Restaurant ordered to pay $10,000 after asking Black patrons to pay in advance for their meals

Emile Wickham

A Chinese restaurant in Toronto was ordered by the Ontario Human Rights Tribunal to pay $10,000 to a Black man after ruling that it discriminated against him by asking him and his three friends,  all  Black, to pay in  advance for their meals.

In the recent ruling, adjudicator  Esi Codjoe found that Hong Shing Chinese Restaurant  discriminated against Emile Wickham, then a York University student, who worked as an usher at the Ontario Legislative Assembly.

Codjoe said that Wickham  “was presumed to be a potential thief in waiting despite any evidence to that effect.”

On the night of  his 28th birthday, in May 2014, Trinidad-born Wickham and three friends went to the restaurant to celebrate.

After the group sat down, the server told them they would need to pay in advance of being served their meals. They asked the server whether this was necessary, and the server said it was their policy.

Wickham testified that he asked patrons at the restaurant in “at least three” other groups if they were asked to do the same. None said they were subject to the same request.

Emile Wickham and friends at the restaurant

According to the decision “upon learning that no other patrons had been asked to prepay for their meals they asked the waiter to explain why they had to pay and no one else had been expected to do so.”
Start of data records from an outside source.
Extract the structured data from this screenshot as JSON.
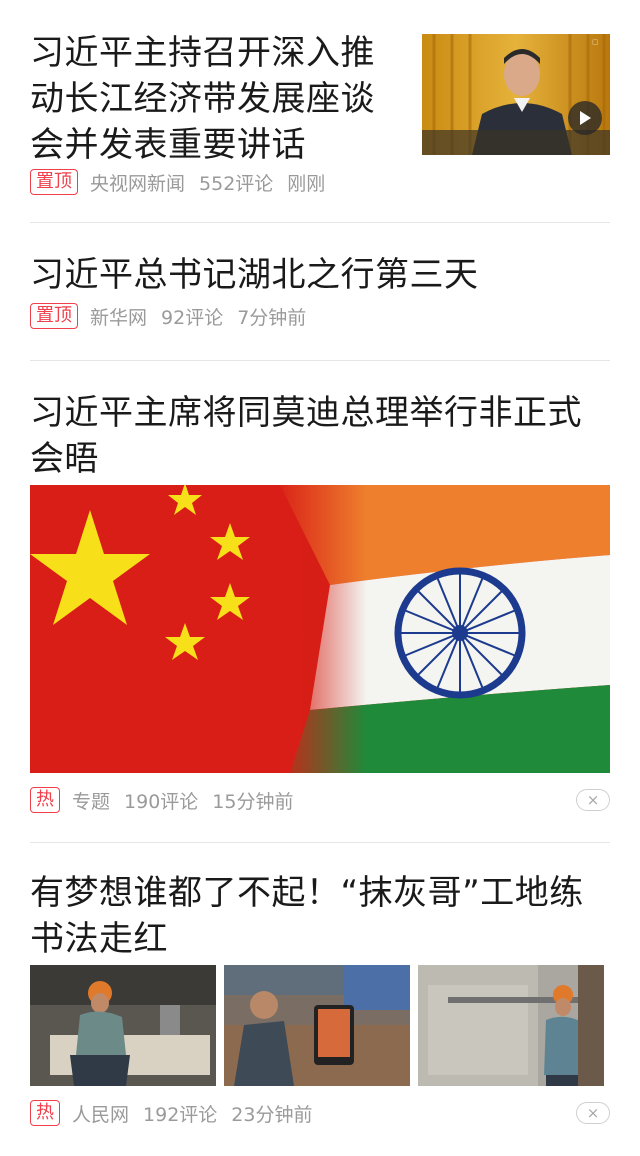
{
  "articles": [
    {
      "title": "习近平主持召开深入推动长江经济带发展座谈会并发表重要讲话",
      "tag": "置顶",
      "source": "央视网新闻",
      "comments": "552评论",
      "time": "刚刚",
      "has_video": true
    },
    {
      "title": "习近平总书记湖北之行第三天",
      "tag": "置顶",
      "source": "新华网",
      "comments": "92评论",
      "time": "7分钟前"
    },
    {
      "title": "习近平主席将同莫迪总理举行非正式会晤",
      "tag": "热",
      "source": "专题",
      "comments": "190评论",
      "time": "15分钟前",
      "dismiss": "×"
    },
    {
      "title": "有梦想谁都了不起！“抹灰哥”工地练书法走红",
      "tag": "热",
      "source": "人民网",
      "comments": "192评论",
      "time": "23分钟前",
      "dismiss": "×"
    }
  ],
  "colors": {
    "tag_red": "#f1404b",
    "meta_gray": "#9a9a9a",
    "divider": "#e6e6e6"
  }
}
“Rather than offer any explanation for the prepayment he [ the waiter]simply asked them whether they wanted their money back.”

No one from Hong Shing  Restaurant  testified at the tribunal hearing. But in  November 2015, six months after Wickham had filed his human-rights complaint, the restaurant submitted a response  through a lawyer.

In  a statement it said the restaurant was “very busy and at times short-staffed,” and that  “because of its location, the restaurant attracts something of a transient crowd, and unfortunately it was very common in the past that customers “dine and dash” – that is, eat their meals, and leave the restaurant without paying.”

It also noted that many years ago, the restaurant adopted a policy that staff  who did not know a  patron  as a regular customer would ask for pre-payment.

But Codjoe, in her decision, released  on  April 18, said there was no evidence such a policy existed.

The Tribunal also ordered  that an Ontario Human Rights Commission Code card be posted in a “prominent place” in the restaurant .

Wickham who works for “a provincial agency” in Toronto,  told the Caribbean Camera in a telephone interview from Trinidad where he is now on holidays, that the fact the Human Rights Tribunal believed his story  was more important to him that the “monetary compensation.”

He saw the decision of the Tribunal  ” as a victory for the Black community.”

Roger Love, the lawyer for Wickham ,  said  “this decision is important because it sheds the light on racial  profiling  in consumer services   which is often thought about as a problem that is  more prevalent in the United States.”

”  But sadly it’s also  an issue  that we have here in Canada  and in our own backyard in Toronto,” he told the Caribbean Camera.

The restaurant  has said it is appealing the outcome.